Only seven years after publishing his first paper, Lee Hood was a big deal in biology. He had already become synonymous with studying antibodies, using the protein chemistry that was common then. The unusual thing about Lee was that he wasn’t afraid to embrace the engineering side of science. Bioengineering was barely a field, generally concerned with nutrition and plastic prosthetic limbs. “Genetic engineering” was a term hardly used, just before the dawn of recombinant DNA. In fact, “engineer” was not a term bestowed with glory or genius: it was around this time that rocket engineers renamed themselves “rocket scientists.” Young biologists who wanted to develop better techniques in the lab were destined to become lowly technicians. Lee was already beginning to change that. He was making it socially acceptable (and, to some of us, irresistible) to engineer instruments for biology.
I first met Lee around 1978, when he visited the Harvard BioLabs and gave a talk in one of our small conference rooms. He was obsessed with DNA cloning and sequencing, even though all of his work was in proteins. Lee had just published a paper in Nature that did little to dispel the fact that he was an outsider in the field of DNA, while those of us he was talking to in the room were quite familiar—including the ultimate insider, Wally Gilbert. But somehow you could already see that Lee had a very attractive vision for where DNA could go: automation. Not everyone shared his vision, of course. As a grad student in Wally’s lab, I had just written some software to read DNA sequences automatically using a drum scanner, and when I proudly showed it around, one person said, “Why do you want to automate reading? It’s the only part of DNA sequencing that’s fun.”

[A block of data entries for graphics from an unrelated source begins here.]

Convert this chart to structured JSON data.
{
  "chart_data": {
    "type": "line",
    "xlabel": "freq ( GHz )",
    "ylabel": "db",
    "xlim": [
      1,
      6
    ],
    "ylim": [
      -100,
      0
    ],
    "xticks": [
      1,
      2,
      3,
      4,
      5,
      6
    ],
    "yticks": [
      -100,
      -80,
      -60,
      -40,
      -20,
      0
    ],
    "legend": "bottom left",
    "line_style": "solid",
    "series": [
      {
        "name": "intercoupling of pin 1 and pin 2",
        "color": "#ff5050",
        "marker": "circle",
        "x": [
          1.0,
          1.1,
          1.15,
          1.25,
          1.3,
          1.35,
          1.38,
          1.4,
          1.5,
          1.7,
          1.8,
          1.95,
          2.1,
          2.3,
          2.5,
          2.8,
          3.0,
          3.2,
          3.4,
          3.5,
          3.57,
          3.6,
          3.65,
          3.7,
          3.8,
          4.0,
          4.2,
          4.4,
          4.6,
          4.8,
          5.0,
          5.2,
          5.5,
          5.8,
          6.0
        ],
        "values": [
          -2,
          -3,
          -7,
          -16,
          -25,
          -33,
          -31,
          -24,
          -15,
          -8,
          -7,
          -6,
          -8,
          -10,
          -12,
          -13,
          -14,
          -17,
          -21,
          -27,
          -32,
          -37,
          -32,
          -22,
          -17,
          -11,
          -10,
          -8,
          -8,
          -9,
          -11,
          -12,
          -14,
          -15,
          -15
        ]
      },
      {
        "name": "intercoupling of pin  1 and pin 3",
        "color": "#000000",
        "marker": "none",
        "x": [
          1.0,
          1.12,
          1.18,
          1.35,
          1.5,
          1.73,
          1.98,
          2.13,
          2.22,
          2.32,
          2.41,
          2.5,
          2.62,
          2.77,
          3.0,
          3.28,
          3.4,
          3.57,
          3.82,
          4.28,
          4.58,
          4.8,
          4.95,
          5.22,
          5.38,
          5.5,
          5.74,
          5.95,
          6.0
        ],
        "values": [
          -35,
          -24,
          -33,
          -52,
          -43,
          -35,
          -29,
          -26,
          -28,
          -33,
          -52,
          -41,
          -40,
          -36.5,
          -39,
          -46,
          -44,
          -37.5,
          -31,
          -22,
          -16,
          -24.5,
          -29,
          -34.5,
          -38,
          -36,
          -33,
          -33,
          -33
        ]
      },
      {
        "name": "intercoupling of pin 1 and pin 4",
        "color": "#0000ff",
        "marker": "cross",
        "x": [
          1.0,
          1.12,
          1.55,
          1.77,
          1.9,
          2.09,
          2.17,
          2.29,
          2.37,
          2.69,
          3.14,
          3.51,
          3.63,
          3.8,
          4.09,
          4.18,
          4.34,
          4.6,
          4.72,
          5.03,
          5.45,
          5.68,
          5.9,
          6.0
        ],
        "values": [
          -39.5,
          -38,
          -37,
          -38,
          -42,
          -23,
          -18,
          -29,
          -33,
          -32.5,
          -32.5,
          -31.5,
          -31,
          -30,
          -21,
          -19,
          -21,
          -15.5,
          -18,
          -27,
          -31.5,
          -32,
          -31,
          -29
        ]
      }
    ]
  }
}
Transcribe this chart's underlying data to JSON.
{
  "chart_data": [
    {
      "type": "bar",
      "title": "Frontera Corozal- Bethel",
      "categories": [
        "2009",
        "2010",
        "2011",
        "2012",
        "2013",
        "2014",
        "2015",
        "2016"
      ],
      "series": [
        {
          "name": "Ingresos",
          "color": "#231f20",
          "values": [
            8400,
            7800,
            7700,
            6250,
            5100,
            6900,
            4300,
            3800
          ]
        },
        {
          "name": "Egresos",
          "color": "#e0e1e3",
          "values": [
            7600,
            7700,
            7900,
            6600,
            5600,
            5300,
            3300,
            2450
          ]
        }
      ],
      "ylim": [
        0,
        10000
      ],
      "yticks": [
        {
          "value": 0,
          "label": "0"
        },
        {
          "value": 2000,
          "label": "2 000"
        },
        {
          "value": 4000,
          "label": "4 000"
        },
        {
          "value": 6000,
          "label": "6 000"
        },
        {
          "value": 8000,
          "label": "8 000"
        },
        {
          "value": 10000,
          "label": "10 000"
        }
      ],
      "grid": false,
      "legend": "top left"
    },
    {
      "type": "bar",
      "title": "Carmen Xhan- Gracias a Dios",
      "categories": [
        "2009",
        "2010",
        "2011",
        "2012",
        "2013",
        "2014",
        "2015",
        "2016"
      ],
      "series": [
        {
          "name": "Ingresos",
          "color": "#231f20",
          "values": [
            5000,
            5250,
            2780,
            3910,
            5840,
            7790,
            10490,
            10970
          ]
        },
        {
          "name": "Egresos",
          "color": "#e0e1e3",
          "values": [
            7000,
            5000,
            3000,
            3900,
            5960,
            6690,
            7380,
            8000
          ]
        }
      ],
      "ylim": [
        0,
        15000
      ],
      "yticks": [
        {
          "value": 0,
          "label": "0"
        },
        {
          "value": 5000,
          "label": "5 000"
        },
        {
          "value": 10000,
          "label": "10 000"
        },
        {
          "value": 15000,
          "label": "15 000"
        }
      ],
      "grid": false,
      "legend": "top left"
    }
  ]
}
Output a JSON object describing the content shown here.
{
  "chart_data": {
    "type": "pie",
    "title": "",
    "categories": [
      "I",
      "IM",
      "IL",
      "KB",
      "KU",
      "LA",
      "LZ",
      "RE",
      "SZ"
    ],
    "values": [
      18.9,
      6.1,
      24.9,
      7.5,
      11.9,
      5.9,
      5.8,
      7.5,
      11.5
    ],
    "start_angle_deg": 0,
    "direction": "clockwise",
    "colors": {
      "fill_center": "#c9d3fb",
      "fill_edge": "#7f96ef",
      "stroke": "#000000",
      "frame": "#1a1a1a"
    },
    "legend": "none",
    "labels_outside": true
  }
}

But Lee already knew very well why, and he steadily began working to bring his vision to fruition. Lee had a simply stated set of four goals: to enable the automated reading and writing of proteins and of DNA. His greatest contribution to biology was aggregating teams to accomplish these goals. By July 1984, he published a paper in Nature titled “A Microchemical Facility for the Analysis and Synthesis of Genes and Proteins.” It nailed three of the four quadrants. Two years later, the title of Lee’s June 1986 Nature paper beckoned with the term “automated DNA sequence analysis.” But, in his enthusiasm, he had oversold. I could not find any automation. The reactions and gels were done manually, the data came like chart recordings, and these were interpreted by pencil on the charts. Soon, however, collaborating with Applied Biosystems to commercialize a DNA sequencer, Lee nailed it. The quadrants were full. Yet the innovation continued: ink-jet printing of DNA arrays, next-generation sequencing, mass spectrometry for proteomics.
The enthusiasm Lee brings to biology spreads well beyond the engineering of instruments. He has helped establish more than a dozen biotech companies. He is happy to sit on companies’ scientific advisory boards, some of which we work on together: Genomatica, Complete Genomics, Cellular Dynamics, MyMercuryRisk, Nabsys, and AbVitro. He is passionate about P4 medicine: predictive, preventive, personalized, and participatory. He has established a standard for sharing data worldwide. And yet he still hasn’t forgotten about those coming up behind him.
Lee has for many decades helped create programs for teaching biology and biotech to high school students. He has written textbooks for undergraduates (which I used even if my courses did not assign them). When Lee first arrived in Seattle in 1992, he wanted high school students across the state of Washington to learn DNA sequencing hands-on. High school! Hands-on! How? Clearly not using the radioactive technique that was common then, nor using his own expensive invention, the ABI sequencer. Instead, he chose a nonradioactive version of my eight-year-old “genomic sequencing” method. I was stunned and thrilled. The most important thing to Lee was sharing his enthusiasm and encouraging people to participate. I would say that this still encapsulates Lee to this day.